I have been using AES-CBC for encryption and I use a random IV each time I encrypt plain text. As far as I can tell, this is the recommended approach.

I have been looking into AES-GCM / AES-CTR, primarily for the AEAD. I have not yet implemented anything with this but from everything I have read, basically the nonce is just a shorted IV and there is an internal counter that is used for each encryption call. The developer / needs to make sure the nonce changes before the 32 bit counter cycles back, otherwise the same nonce (IV) is potentially used with the same key which could encrypt the same plain text and leak the encryption key.

What I don't really understand is why can AES-CBC be fine with a random IV but some of what I have read indicates a random nonce (IV) for AES-GCM is a bad idea. The only thing I can think of is the that IV for AES-CBC is longer than the nonce for AES-GCM so the likely hood of duplicate nonce is greater for AES-GCM.

I need to encrypt data that is anywhere from a few bytes to 10 - 20 GB. I know AES-GCM has a limit to the size of data (~60GB) that it can encrypt before the counter cycles. I can get around this limitation since my data is below this limit.

Can someone shed some light on why a random nonce is not suggested for AES-GCM?

GCM is based on CTR mode and inherits the many-time pad (or two-time pad) problem if a nonce is reused with the same key (very nice example). If the IV is reused in CBC mode, then the only thing that an observer can detect is the equality of message prefixes.

An observer can detect that a previously sent message is sent again with CBC mode, which might not give them much, but CTR provides them with the ability to deduce the contents of a message if the some information about the structure of the content is known.

A nonce for AES-GCM mode is expected to be 96 bit long. If you're generating nonces randomly, then you are expected to generate a duplicate nonce after 2^n/2=2⁴⁸ messages (see Birthday problem). That is, the probability of generating a duplicate nonce is 50% if you generated 2⁴⁸ encrypted messages with the same key. That is quite a lot of messages, but it can happen earlier.

GCM mode

Using a random IV / nonce for GCM has been specified as an official recommendation by - for instance - NIST. If anybody suggests differently then that's up to them.

The birthday problem greatly increases the chance of an IV collision when a random IV is used. With the default size of the nonce (12 bytes or 96 bits) the chance of a collision isn't high. It is still possible to encrypt over a billion files or messages before the mode becomes vulnerable.

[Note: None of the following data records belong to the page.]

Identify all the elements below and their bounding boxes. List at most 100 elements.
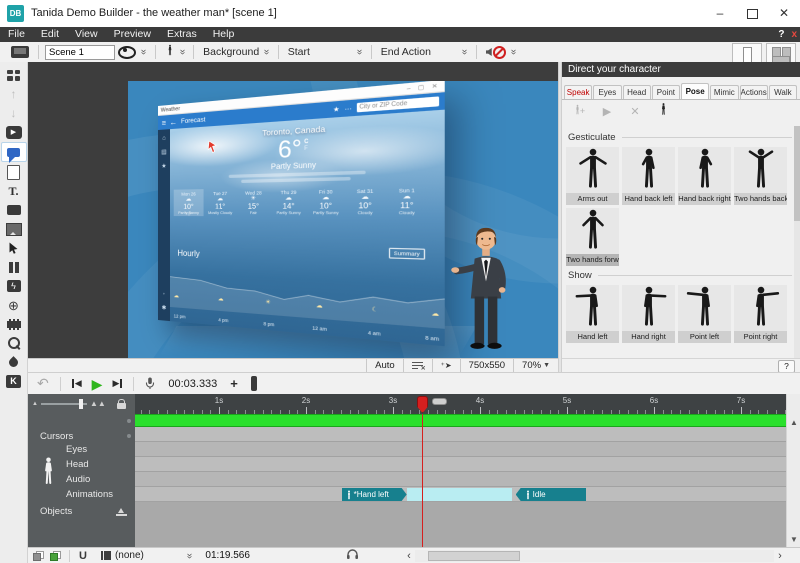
more-dots-icon[interactable]: …	[344, 105, 351, 113]
delete-pose-button[interactable]: ✕	[626, 102, 644, 120]
zoom-select[interactable]: 70%▼	[513, 359, 558, 372]
timeline-horizontal-scrollbar[interactable]: ‹ ›	[403, 549, 786, 563]
pose-hand-back-left[interactable]: Hand back left	[622, 147, 675, 205]
day-card-fri-30[interactable]: Fri 30☁10°Partly Sunny	[307, 186, 344, 216]
timeline-vertical-scrollbar[interactable]: ▲ ▼	[786, 394, 800, 547]
help-button[interactable]: ?	[778, 29, 784, 40]
character-select-button[interactable]	[654, 102, 672, 120]
lock-icon[interactable]	[117, 403, 126, 409]
timeline-ruler[interactable]: 1s2s3s4s5s6s7s	[135, 394, 786, 414]
magnet-icon[interactable]: U	[79, 550, 87, 562]
timeline-zoom-slider[interactable]	[41, 403, 87, 405]
record-audio-button[interactable]	[140, 377, 160, 390]
import-object-icon[interactable]	[116, 506, 127, 516]
play-scene-icon[interactable]: ▶	[2, 123, 26, 141]
pose-two-hands-forw[interactable]: Two hands forw	[566, 208, 619, 266]
display-button[interactable]	[8, 46, 32, 58]
tab-speak[interactable]: Speak	[564, 85, 592, 99]
zoom-out-mountain-icon[interactable]: ▲	[32, 401, 38, 407]
selection-label[interactable]: (none)	[115, 550, 144, 561]
text-tool-icon[interactable]: T.	[2, 182, 26, 200]
tab-eyes[interactable]: Eyes	[593, 85, 621, 99]
background-button[interactable]: Background»	[200, 46, 272, 58]
day-card-sun-1[interactable]: Sun 1☁11°Cloudy	[386, 185, 428, 217]
headphones-icon[interactable]	[346, 548, 359, 563]
move-up-icon[interactable]: ↑	[2, 85, 26, 103]
day-card-tue-27[interactable]: Tue 27☁11°Mostly Cloudy	[205, 188, 236, 216]
track-label-audio[interactable]: Audio	[66, 472, 132, 487]
letter-k-icon[interactable]: K	[2, 372, 26, 390]
clip-idle[interactable]: Idle	[516, 488, 586, 501]
move-down-icon[interactable]: ↓	[2, 104, 26, 122]
scroll-down-icon[interactable]: ▼	[787, 535, 800, 544]
tab-walk[interactable]: Walk	[769, 85, 797, 99]
home-icon[interactable]: ⌂	[162, 135, 165, 141]
go-to-start-button[interactable]: ◀	[67, 379, 87, 388]
maximize-button[interactable]	[736, 0, 768, 27]
pose-two-hands-back[interactable]: Two hands back	[734, 147, 787, 205]
playhead-marker[interactable]	[417, 396, 428, 414]
tab-mimic[interactable]: Mimic	[710, 85, 738, 99]
day-card-mon-26[interactable]: Mon 26☁10°Partly Sunny	[174, 189, 204, 216]
play-pose-button[interactable]: ▶	[598, 102, 616, 120]
go-to-end-button[interactable]: ▶	[107, 379, 127, 388]
auto-size-button[interactable]: Auto	[366, 359, 403, 372]
pose-hand-right[interactable]: Hand right	[622, 285, 675, 343]
day-card-sat-31[interactable]: Sat 31☁10°Cloudy	[346, 186, 385, 217]
play-button[interactable]: ▶	[87, 377, 108, 391]
scrollbar-track[interactable]	[415, 550, 774, 562]
pose-arms-out[interactable]: Arms out	[566, 147, 619, 205]
settings-icon[interactable]: ✱	[162, 304, 167, 311]
track-label-head[interactable]: Head	[66, 457, 132, 472]
summary-button[interactable]: Summary	[389, 248, 426, 260]
start-button[interactable]: Start»	[285, 46, 365, 58]
star-icon[interactable]: ★	[333, 105, 340, 114]
minimize-button[interactable]: –	[704, 0, 736, 27]
tab-point[interactable]: Point	[652, 85, 680, 99]
zoom-slider-handle[interactable]	[79, 399, 83, 409]
menu-item-extras[interactable]: Extras	[159, 27, 205, 42]
scene-duration-bar[interactable]	[135, 414, 786, 427]
pose-point-left[interactable]: Point left	[678, 285, 731, 343]
track-row-audio[interactable]	[135, 472, 786, 487]
menu-item-preview[interactable]: Preview	[106, 27, 159, 42]
menu-item-edit[interactable]: Edit	[33, 27, 67, 42]
droplet-icon[interactable]	[2, 353, 26, 371]
magnifier-icon[interactable]	[2, 334, 26, 352]
scenes-grid-icon[interactable]	[2, 66, 26, 84]
rectangle-icon[interactable]	[2, 201, 26, 219]
tab-pose[interactable]: Pose	[681, 83, 709, 99]
crosshair-icon[interactable]: ⊕	[2, 296, 26, 314]
panel-scrollbar[interactable]	[794, 126, 800, 358]
back-arrow-icon[interactable]: ←	[170, 117, 178, 127]
track-label-cursors[interactable]: Cursors	[40, 431, 73, 442]
cursor-add-button[interactable]: ⁺➤	[432, 359, 460, 372]
track-row-cursors[interactable]	[135, 427, 786, 442]
clip--hand-left[interactable]: *Hand left	[342, 488, 407, 501]
cursor-arrow-icon[interactable]	[2, 239, 26, 257]
unit-fahrenheit[interactable]: F	[304, 145, 308, 152]
split-bars-icon[interactable]	[2, 258, 26, 276]
copy-icon[interactable]	[33, 551, 44, 561]
scroll-left-icon[interactable]: ‹	[403, 549, 415, 563]
maps-icon[interactable]: ▤	[161, 149, 166, 156]
zoom-in-mountain-icon[interactable]: ▲▲	[90, 401, 106, 407]
pose-point-right[interactable]: Point right	[734, 285, 787, 343]
menu-item-help[interactable]: Help	[205, 27, 243, 42]
close-button[interactable]: ✕	[768, 0, 800, 27]
end-action-button[interactable]: End Action»	[378, 46, 470, 58]
paste-icon[interactable]	[50, 551, 61, 561]
account-icon[interactable]: ◦	[163, 291, 165, 297]
pose-hand-back-right[interactable]: Hand back right	[678, 147, 731, 205]
scroll-right-icon[interactable]: ›	[774, 549, 786, 563]
track-label-animations[interactable]: Animations	[66, 487, 132, 502]
day-card-thu-29[interactable]: Thu 29☁14°Partly Sunny	[271, 187, 306, 216]
note-page-icon[interactable]	[2, 163, 26, 181]
track-label-objects[interactable]: Objects	[40, 506, 72, 517]
menu-item-file[interactable]: File	[0, 27, 33, 42]
hamburger-icon[interactable]: ≡	[162, 118, 166, 127]
lightning-icon[interactable]: ϟ	[2, 277, 26, 295]
track-label-eyes[interactable]: Eyes	[66, 442, 132, 457]
visibility-button[interactable]: »	[115, 46, 149, 59]
character[interactable]	[450, 221, 522, 357]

If GCM becomes vulnerable then an adversary may find the (internal) key used to generate the authentication tag. Besides that, as GCM uses CTR mode internally, so the confidentiality of the data within the files / messages is likely lost. So if an IV is ever repeated GCM will fail spectacularly.

Careful protocol design and implementation of the random IV are required because of the above limitations and vulnerabilities. It is therefore advisable to use a well tested cryptographic random number generator to generate the values of the IV.

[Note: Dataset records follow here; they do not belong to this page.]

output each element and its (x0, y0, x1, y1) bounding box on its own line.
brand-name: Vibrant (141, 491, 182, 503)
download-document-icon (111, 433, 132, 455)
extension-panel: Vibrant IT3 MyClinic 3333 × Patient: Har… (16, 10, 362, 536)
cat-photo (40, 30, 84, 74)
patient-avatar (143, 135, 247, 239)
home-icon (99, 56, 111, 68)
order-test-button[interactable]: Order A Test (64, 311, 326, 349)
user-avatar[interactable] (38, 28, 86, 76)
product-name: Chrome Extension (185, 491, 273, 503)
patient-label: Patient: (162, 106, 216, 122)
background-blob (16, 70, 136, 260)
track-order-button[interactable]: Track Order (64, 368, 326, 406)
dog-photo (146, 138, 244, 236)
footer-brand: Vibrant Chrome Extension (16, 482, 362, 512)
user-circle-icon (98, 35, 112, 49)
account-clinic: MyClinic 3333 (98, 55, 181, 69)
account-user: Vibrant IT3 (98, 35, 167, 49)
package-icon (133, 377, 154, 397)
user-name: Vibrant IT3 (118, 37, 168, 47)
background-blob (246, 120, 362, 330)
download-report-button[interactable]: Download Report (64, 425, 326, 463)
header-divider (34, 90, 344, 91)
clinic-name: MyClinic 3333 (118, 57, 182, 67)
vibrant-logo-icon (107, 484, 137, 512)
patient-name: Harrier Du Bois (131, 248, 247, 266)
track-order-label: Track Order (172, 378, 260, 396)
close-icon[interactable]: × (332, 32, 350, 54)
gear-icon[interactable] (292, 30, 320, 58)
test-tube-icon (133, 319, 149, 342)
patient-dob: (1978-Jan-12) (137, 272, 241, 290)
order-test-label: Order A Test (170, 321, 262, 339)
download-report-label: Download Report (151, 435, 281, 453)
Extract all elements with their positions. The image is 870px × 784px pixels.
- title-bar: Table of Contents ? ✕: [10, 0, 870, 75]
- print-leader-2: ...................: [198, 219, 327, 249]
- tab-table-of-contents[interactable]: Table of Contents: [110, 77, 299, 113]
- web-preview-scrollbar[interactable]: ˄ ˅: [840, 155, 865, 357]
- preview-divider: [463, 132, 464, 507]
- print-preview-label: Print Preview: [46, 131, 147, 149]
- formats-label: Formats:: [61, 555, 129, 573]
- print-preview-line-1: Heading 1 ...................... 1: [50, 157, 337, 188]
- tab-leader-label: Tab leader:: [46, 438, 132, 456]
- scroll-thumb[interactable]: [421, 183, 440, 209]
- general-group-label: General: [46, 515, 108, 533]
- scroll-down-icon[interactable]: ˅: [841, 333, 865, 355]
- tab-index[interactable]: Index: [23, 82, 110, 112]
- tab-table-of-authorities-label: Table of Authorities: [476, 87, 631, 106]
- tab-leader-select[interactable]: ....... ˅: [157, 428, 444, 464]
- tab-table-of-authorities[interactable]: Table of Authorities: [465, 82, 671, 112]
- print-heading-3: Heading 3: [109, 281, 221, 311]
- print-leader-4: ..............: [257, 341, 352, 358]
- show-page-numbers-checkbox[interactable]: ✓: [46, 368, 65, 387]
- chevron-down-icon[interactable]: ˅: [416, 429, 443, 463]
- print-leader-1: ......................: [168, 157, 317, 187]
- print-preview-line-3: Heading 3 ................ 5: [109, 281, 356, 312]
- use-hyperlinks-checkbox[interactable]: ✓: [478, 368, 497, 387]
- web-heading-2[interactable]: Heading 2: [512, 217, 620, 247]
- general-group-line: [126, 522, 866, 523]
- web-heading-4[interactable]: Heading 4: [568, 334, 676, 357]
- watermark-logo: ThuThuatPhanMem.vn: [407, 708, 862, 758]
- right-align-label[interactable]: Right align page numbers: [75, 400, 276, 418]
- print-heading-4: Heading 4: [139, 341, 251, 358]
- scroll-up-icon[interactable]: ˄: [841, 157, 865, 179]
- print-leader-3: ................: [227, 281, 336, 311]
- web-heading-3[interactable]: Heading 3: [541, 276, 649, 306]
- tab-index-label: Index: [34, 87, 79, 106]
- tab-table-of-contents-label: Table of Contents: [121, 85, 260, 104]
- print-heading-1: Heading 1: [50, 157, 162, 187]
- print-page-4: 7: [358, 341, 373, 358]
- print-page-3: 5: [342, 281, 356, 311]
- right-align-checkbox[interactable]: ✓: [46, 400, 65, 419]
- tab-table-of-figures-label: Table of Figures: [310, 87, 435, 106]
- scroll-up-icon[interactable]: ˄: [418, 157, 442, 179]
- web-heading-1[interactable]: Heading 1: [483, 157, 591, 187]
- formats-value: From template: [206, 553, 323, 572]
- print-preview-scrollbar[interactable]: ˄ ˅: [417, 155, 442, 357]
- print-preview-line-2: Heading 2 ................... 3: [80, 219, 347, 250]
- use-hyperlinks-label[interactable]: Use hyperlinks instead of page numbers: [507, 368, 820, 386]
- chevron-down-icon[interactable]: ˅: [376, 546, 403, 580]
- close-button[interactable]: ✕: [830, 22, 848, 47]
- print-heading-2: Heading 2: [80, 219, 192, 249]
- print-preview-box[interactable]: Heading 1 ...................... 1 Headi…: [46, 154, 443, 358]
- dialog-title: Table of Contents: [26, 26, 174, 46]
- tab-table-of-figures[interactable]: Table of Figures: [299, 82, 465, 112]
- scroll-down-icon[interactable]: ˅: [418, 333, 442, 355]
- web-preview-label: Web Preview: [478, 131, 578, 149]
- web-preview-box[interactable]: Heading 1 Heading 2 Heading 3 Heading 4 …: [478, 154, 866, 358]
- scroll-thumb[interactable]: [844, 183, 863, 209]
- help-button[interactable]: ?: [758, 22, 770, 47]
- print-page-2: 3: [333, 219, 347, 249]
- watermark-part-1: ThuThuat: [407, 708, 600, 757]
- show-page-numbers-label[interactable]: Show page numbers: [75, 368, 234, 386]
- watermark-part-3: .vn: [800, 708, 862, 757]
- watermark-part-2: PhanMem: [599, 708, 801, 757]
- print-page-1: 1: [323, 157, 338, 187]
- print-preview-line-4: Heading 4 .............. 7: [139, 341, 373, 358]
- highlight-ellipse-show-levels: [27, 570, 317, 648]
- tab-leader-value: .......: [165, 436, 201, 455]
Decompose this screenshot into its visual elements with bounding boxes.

More information on the generation of the IV and the resulting limitations is available in sections 8.2 and 8.3 of the NIST specification SP 800-38D on GCM.

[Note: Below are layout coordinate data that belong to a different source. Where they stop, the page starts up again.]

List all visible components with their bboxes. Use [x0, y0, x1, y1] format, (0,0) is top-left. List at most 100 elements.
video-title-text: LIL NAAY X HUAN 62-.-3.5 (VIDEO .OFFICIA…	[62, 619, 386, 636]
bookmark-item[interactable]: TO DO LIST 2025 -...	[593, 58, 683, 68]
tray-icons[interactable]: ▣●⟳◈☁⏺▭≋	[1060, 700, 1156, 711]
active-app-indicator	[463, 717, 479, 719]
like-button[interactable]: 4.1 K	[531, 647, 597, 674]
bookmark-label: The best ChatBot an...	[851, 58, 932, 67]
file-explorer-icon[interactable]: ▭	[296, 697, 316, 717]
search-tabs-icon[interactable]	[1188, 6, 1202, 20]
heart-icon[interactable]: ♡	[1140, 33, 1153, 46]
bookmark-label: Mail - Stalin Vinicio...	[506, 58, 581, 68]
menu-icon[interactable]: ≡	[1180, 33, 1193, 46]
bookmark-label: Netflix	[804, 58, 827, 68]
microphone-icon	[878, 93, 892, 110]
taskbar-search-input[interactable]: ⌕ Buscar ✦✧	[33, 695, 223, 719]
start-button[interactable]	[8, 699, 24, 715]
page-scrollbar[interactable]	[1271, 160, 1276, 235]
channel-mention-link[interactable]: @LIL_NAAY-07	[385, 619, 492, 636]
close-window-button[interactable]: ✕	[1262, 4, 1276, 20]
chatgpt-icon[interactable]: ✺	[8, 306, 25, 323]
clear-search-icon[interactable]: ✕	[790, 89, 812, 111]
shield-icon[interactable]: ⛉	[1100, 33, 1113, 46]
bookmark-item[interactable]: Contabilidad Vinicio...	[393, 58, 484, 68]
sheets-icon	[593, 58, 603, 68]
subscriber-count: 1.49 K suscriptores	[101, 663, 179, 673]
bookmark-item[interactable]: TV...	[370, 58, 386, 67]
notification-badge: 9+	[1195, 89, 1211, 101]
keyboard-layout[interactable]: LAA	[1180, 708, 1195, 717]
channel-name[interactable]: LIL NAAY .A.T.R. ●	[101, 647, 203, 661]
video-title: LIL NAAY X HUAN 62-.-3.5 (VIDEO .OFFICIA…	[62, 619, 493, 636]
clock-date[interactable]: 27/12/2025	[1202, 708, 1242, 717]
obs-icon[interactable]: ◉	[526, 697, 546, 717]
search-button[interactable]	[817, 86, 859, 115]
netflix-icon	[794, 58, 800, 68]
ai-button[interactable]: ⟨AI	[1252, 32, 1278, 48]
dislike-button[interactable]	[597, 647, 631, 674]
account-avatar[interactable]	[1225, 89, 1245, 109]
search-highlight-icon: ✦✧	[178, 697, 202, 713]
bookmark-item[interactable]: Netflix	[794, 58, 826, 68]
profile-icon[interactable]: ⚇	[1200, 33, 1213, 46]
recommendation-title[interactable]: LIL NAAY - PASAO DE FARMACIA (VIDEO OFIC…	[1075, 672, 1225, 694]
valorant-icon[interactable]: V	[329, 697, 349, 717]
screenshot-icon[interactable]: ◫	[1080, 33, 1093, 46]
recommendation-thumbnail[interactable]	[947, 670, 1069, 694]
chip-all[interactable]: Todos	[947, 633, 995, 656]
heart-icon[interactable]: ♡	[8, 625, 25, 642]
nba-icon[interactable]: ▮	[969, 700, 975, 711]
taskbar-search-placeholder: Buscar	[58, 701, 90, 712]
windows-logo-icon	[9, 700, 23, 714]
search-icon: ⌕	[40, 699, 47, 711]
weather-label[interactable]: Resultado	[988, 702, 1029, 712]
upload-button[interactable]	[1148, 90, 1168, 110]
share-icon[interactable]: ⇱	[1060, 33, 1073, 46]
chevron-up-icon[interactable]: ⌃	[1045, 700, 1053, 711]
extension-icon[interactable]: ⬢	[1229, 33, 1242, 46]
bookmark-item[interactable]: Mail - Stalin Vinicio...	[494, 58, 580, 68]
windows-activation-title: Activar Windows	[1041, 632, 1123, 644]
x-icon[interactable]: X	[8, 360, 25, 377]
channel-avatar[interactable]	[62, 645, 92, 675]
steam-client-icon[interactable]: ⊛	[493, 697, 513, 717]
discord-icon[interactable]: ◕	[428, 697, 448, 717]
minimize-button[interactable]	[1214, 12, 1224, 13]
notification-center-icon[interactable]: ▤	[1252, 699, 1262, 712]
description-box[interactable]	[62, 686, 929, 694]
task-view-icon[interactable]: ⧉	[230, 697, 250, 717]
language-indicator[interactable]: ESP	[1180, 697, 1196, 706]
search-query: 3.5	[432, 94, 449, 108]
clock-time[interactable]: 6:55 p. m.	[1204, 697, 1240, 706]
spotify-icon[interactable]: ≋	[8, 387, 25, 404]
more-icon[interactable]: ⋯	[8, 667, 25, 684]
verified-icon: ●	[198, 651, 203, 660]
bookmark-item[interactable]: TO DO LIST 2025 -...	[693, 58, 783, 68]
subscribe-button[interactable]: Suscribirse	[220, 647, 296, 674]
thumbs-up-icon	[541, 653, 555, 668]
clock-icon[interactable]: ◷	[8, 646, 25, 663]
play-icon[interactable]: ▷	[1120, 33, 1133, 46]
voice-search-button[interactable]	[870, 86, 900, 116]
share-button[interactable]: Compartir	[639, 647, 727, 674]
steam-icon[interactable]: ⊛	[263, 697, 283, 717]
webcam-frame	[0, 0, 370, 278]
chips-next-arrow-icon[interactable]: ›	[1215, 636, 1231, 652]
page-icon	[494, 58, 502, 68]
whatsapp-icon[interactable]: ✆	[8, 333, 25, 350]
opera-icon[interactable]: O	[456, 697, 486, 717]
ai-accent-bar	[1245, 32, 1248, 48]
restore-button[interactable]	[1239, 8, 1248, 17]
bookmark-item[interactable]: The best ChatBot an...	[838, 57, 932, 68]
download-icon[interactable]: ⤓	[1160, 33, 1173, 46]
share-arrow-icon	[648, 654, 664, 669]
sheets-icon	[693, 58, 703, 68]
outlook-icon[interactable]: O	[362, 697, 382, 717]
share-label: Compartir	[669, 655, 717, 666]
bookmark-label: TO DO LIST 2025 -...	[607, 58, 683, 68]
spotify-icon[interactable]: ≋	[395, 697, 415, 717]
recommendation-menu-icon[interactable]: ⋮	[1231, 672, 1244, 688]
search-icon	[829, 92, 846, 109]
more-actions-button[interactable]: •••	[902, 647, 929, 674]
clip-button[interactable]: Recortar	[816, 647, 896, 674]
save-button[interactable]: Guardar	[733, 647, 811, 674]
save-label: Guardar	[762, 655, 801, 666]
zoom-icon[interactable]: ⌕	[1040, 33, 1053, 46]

In the NIST specs it is required to use the full 96 bits for the random IV. So there aren't any spare bits to include other information within the IV, as using an IV other than the default size of 96 bits is not advisable.

NIST specifies a limit of of 2^32 (four billion) messages to be encrypted with the same key for the randomly generated IV.

If the number of messages is an issue it might be better to use a key based key derivation algorithm and derive a new AES-256 bit key for each ciphertext. Another option that might offer some security against collisions for the random nonce is using AES-GCM-SIV, as the IV doesn't just rely on the nonce if that's used. Still, you'd need a maximum number of messages even for SIV mode.

CBC mode

For CBC mode a fully unpredictable, i.e. randomized IV is a requirement. If this wasn't the case then the first block(s) of the cipher may get identical input in case the XOR of the IV and the first plaintext block was encrypted before. This would result in identical ciphertext blocks which means that an adversary would gain information about the plaintext.

Usually this requirement is met by simply creating a random IV and including it with a ciphertext. Other mechanisms are possible, e.g. encrypting a counter using a different key for both sender and receiver.

GCM is a variation on Counter Mode (CTR). As you say, with any variant of Counter Mode, it is essential that the Nonce is not repeated with the same key. Hence CTR mode Nonces often include either a counter or a timer element: something that is guaranteed not to repeat over the lifetime of the key.

If the Nonce is purely random then there is a small chance that it will repeat. That problem is easily avoidable, hence the advice not to use a random nonce.

In CBC mode the IV munges the contents of the first block. If the first block is not altered (or a fixed IV is used) then the encryption of the first block (only) is effectively in ECB mode, which is insecure. A random IV for CBC mode avoids this problem.

Hence the difference in treatments: CTR (and modes like GCM which are derived from it) need a guaranteed unique Nonce. Modes like CBC need a random IV.